俊
西暦二二〇年――。
陽射しに暑さを覚えるようになっていた。
諸葛恪は、十七になった。再び、孫権から宮廷に招かれた折だった。
宮廷の庭園で池の面を静かに見遣っていた孫権と張昭の背後で、諸葛恪は静かに拝跪している。
精悍な面持ちに静かな眼差しを携えていた。あと二、三年もすれば、不惑の頃に達しようかという戦袍を纏ったひとりの壮漢が、その様子を宮廷の一室から眺めていた。

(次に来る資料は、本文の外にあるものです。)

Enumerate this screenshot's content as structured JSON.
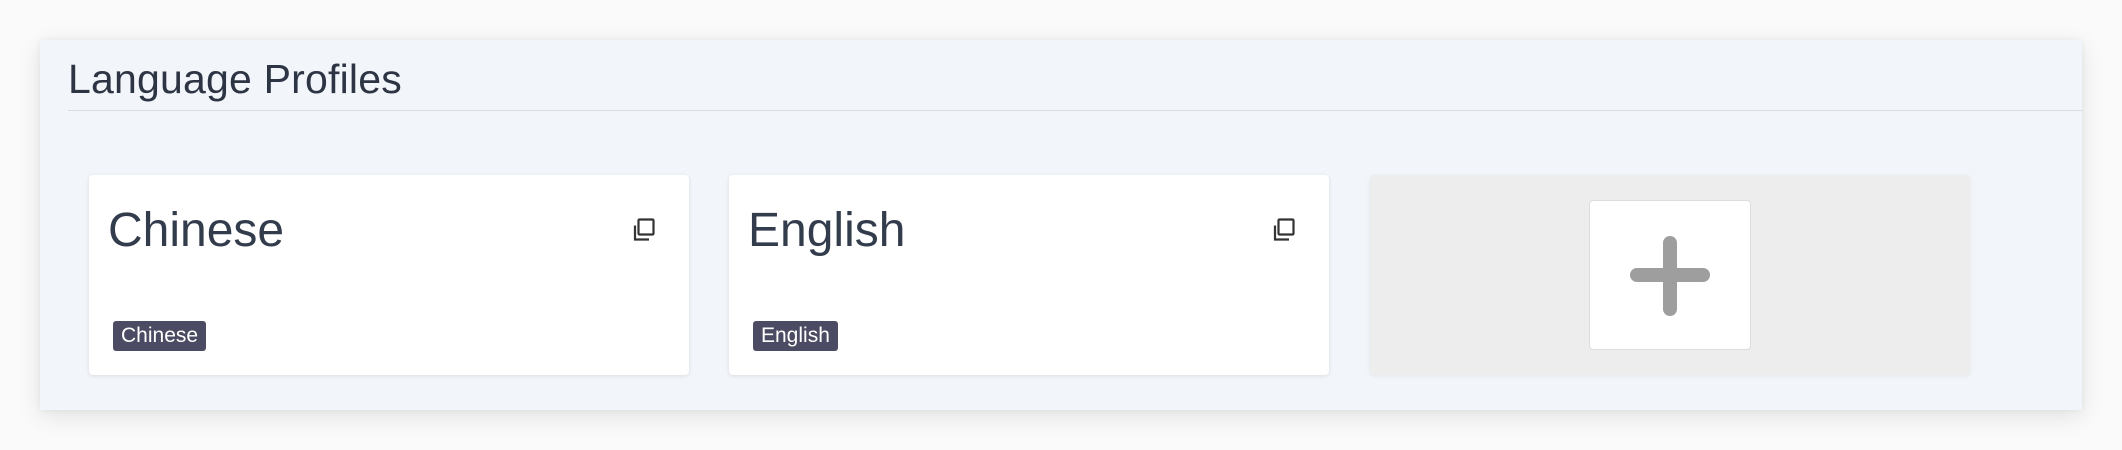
{
  "section": {
    "title": "Language Profiles"
  },
  "profiles": [
    {
      "name": "Chinese",
      "tag": "Chinese"
    },
    {
      "name": "English",
      "tag": "English"
    }
  ],
  "icons": {
    "clone": "clone-icon",
    "add": "plus-icon"
  },
  "colors": {
    "panel_bg": "#f2f5f9",
    "tag_bg": "#4b4c63",
    "add_card_bg": "#ededed",
    "plus": "#9e9e9e"
  }
}
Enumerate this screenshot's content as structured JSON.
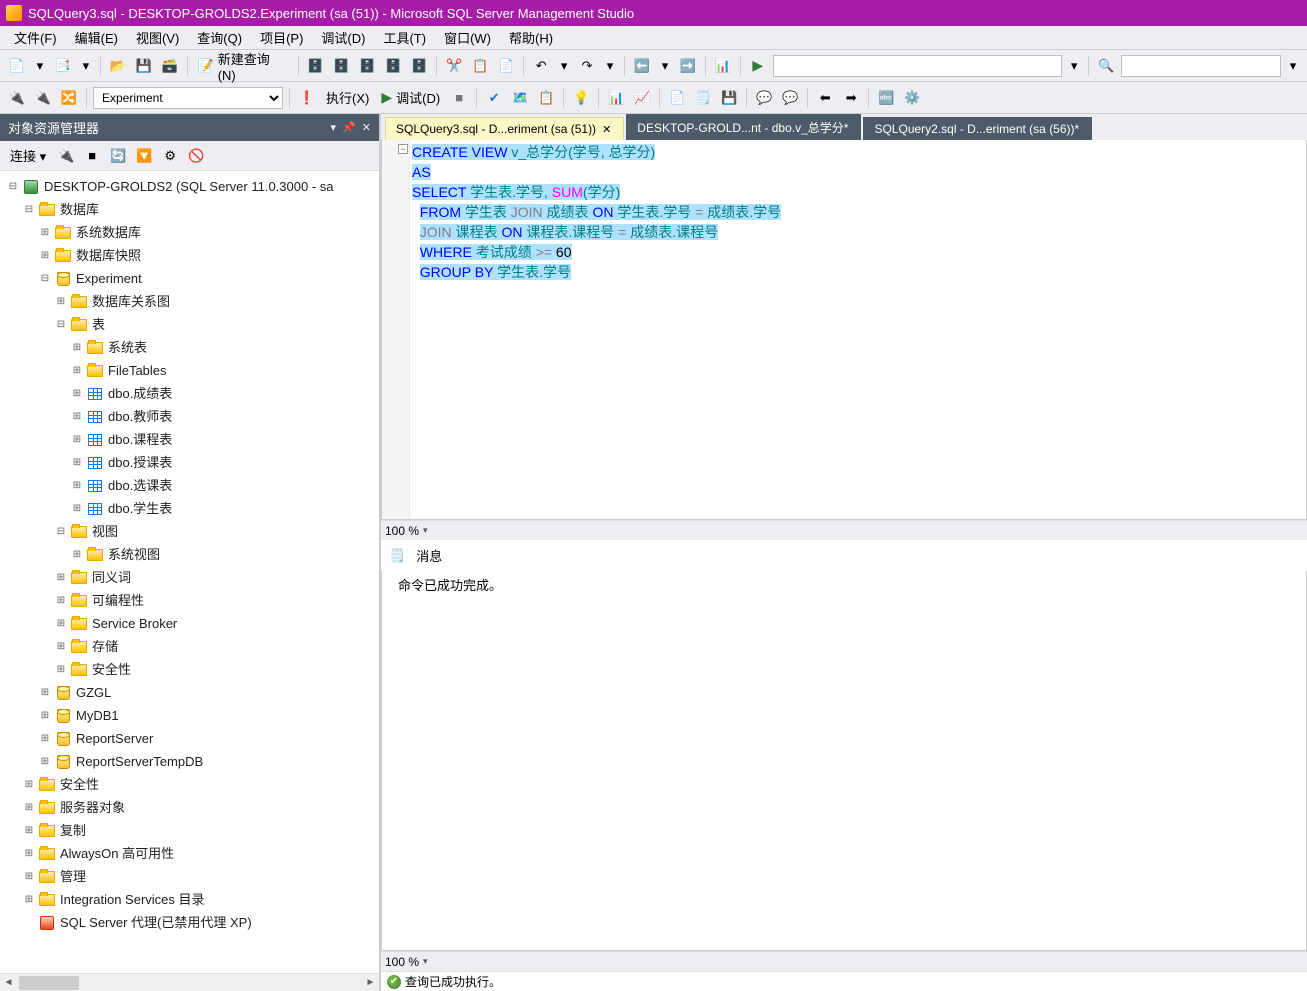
{
  "titlebar": {
    "text": "SQLQuery3.sql - DESKTOP-GROLDS2.Experiment (sa (51)) - Microsoft SQL Server Management Studio"
  },
  "menubar": {
    "items": [
      "文件(F)",
      "编辑(E)",
      "视图(V)",
      "查询(Q)",
      "项目(P)",
      "调试(D)",
      "工具(T)",
      "窗口(W)",
      "帮助(H)"
    ]
  },
  "toolbar1": {
    "new_query": "新建查询(N)",
    "find_input": ""
  },
  "toolbar2": {
    "db_selector": "Experiment",
    "execute": "执行(X)",
    "debug": "调试(D)"
  },
  "object_explorer": {
    "title": "对象资源管理器",
    "connect_label": "连接 ▾",
    "root": "DESKTOP-GROLDS2 (SQL Server 11.0.3000 - sa",
    "nodes": {
      "databases": "数据库",
      "system_dbs": "系统数据库",
      "db_snapshots": "数据库快照",
      "experiment": "Experiment",
      "db_diagrams": "数据库关系图",
      "tables": "表",
      "system_tables": "系统表",
      "filetables": "FileTables",
      "t1": "dbo.成绩表",
      "t2": "dbo.教师表",
      "t3": "dbo.课程表",
      "t4": "dbo.授课表",
      "t5": "dbo.选课表",
      "t6": "dbo.学生表",
      "views": "视图",
      "system_views": "系统视图",
      "synonyms": "同义词",
      "programmability": "可编程性",
      "service_broker": "Service Broker",
      "storage": "存储",
      "security_db": "安全性",
      "gzgl": "GZGL",
      "mydb1": "MyDB1",
      "reportserver": "ReportServer",
      "reportservertempdb": "ReportServerTempDB",
      "srv_security": "安全性",
      "server_objects": "服务器对象",
      "replication": "复制",
      "alwayson": "AlwaysOn 高可用性",
      "management": "管理",
      "integration": "Integration Services 目录",
      "agent": "SQL Server 代理(已禁用代理 XP)"
    }
  },
  "tabs": {
    "t1": "SQLQuery3.sql - D...eriment (sa (51))",
    "t2": "DESKTOP-GROLD...nt - dbo.v_总学分*",
    "t3": "SQLQuery2.sql - D...eriment (sa (56))*"
  },
  "code": {
    "l1": {
      "a": "CREATE",
      "b": "VIEW",
      "c": "v_总学分(学号, 总学分)"
    },
    "l2": {
      "a": "AS"
    },
    "l3": {
      "a": "SELECT",
      "b": " 学生表.学号,",
      "c": "SUM",
      "d": "(学分)"
    },
    "l4": {
      "a": "FROM",
      "b": " 学生表 ",
      "c": "JOIN",
      "d": " 成绩表 ",
      "e": "ON",
      "f": " 学生表.学号 ",
      "g": "=",
      "h": " 成绩表.学号"
    },
    "l5": {
      "a": "JOIN",
      "b": " 课程表 ",
      "c": "ON",
      "d": " 课程表.课程号 ",
      "e": "=",
      "f": " 成绩表.课程号"
    },
    "l6": {
      "a": "WHERE",
      "b": " 考试成绩 ",
      "c": ">=",
      "d": " 60"
    },
    "l7": {
      "a": "GROUP",
      "b": "BY",
      "c": " 学生表.学号"
    }
  },
  "zoom": {
    "value": "100 %"
  },
  "messages": {
    "tab": "消息",
    "body": "命令已成功完成。"
  },
  "statusbar": {
    "text": "查询已成功执行。"
  }
}
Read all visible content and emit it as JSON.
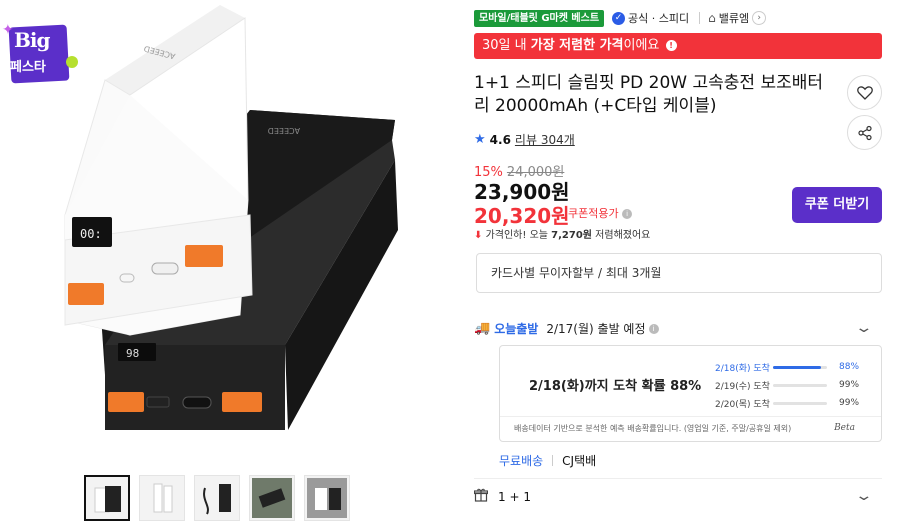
{
  "badge": {
    "line1": "Big",
    "line2": "페스타"
  },
  "tags": {
    "category": "모바일/태블릿 G마켓 베스트",
    "official": "공식 · 스피디",
    "store": "밸류엠"
  },
  "banner": {
    "prefix": "30일 내 ",
    "bold": "가장 저렴한 가격",
    "suffix": "이에요"
  },
  "product": {
    "title": "1+1 스피디 슬림핏 PD 20W 고속충전 보조배터리 20000mAh (+C타입 케이블)",
    "rating": "4.6",
    "review": "리뷰 304개"
  },
  "pricing": {
    "discount_pct": "15%",
    "original": "24,000원",
    "price": "23,900원",
    "coupon_price": "20,320원",
    "coupon_applied": "쿠폰적용가",
    "coupon_button": "쿠폰 더받기",
    "drop_prefix": "가격인하! 오늘 ",
    "drop_amount": "7,270원",
    "drop_suffix": " 저렴해졌어요"
  },
  "card_benefit": "카드사별 무이자할부 / 최대 3개월",
  "shipping": {
    "today_label": "오늘출발",
    "date_text": "2/17(월) 출발 예정",
    "probability_headline": "2/18(화)까지 도착 확률 88%",
    "rows": [
      {
        "label": "2/18(화) 도착",
        "pct": "88%",
        "fill": 0.88
      },
      {
        "label": "2/19(수) 도착",
        "pct": "99%",
        "fill": 0
      },
      {
        "label": "2/20(목) 도착",
        "pct": "99%",
        "fill": 0
      }
    ],
    "note": "배송데이터 기반으로 분석한 예측 배송확률입니다. (영업일 기준, 주말/공휴일 제외)",
    "beta": "Beta",
    "free": "무료배송",
    "carrier": "CJ택배"
  },
  "option": "1 + 1",
  "colors": {
    "accent_red": "#f2333a",
    "accent_purple": "#5b2fc9",
    "accent_blue": "#2f6be6",
    "tag_green": "#1b9a3a"
  }
}
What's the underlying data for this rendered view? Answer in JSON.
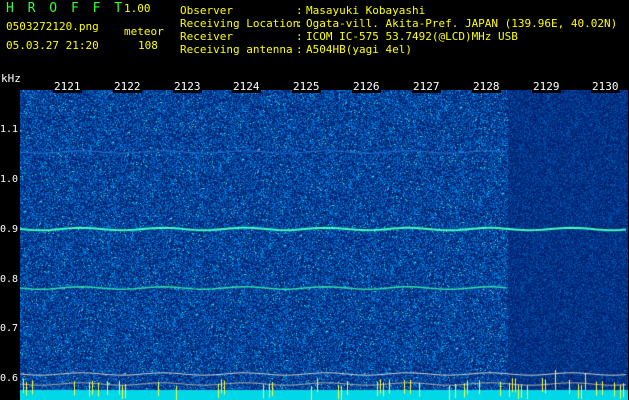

すると、一羽の鳥が庭園に舞い降りた。頭が白い鳥だった。
「ありゃあ、何て言う鳥か知ってるか、諸葛恪?」
後方を一瞥した孫権が尋ねると、諸葛恪は即座に応じた。
「白頭翁(シロガシラ)でございます」
この答弁に疑念を抱いたのは、張昭だった。本来であれば、白頭鳥と答えるものだが、白頭翁と応じている。張昭は、孫家の家臣団の中でも最年長であり、白髪白髯だった。孫権の問いを利用し、自分を莫迦にする答弁だったのではないかと訝った。
「諸葛恪は、殿下を欺いておりますぞ」
振り返った張昭は、諸葛瑾に冷めた眼差しを据えると続けた。
「未だかつて、鳥の名で白頭翁という名は聞いたことがござらぬ。試しとして、諸葛恪に白頭母を求めさせてはいかがでしょう?」
張昭は、得意げになると北叟笑んだ。
それに負けじと、諸葛恪は張昭に好戦的な視線を返した。
「鳥には鸚母(インコ)という名がありますが、必ずしも対があるとは限りませぬ。試しに、張昭どのに鸚父を求めさせてはいかがでしょう?」
「くっ……‼」
返答に困った張昭は、忽ち面を朱にした。両の握り拳がわなわなと震えている。
二人の遣り取りに呵呵と大笑したのは、白頭鳥に目を向けたままの孫権だった。
「張昭を言いくるめるとは、大したもんだ。やっぱり、おもしれえ奴だな、諸葛恪」
諸葛恪には微笑が浮いた。張昭とは目を合わさないよう下を向いた。
用を済ませたような白頭鳥が、再び空へ羽ばたいた。
それを孫権が目で追っていた。
「頭が良すぎるな。諸葛家を栄えさせる才覚であればいいが……」
宮廷の一室から、その様子を眺めていた壮漢が独語した。智勇兼備の将軍、陸遜だった。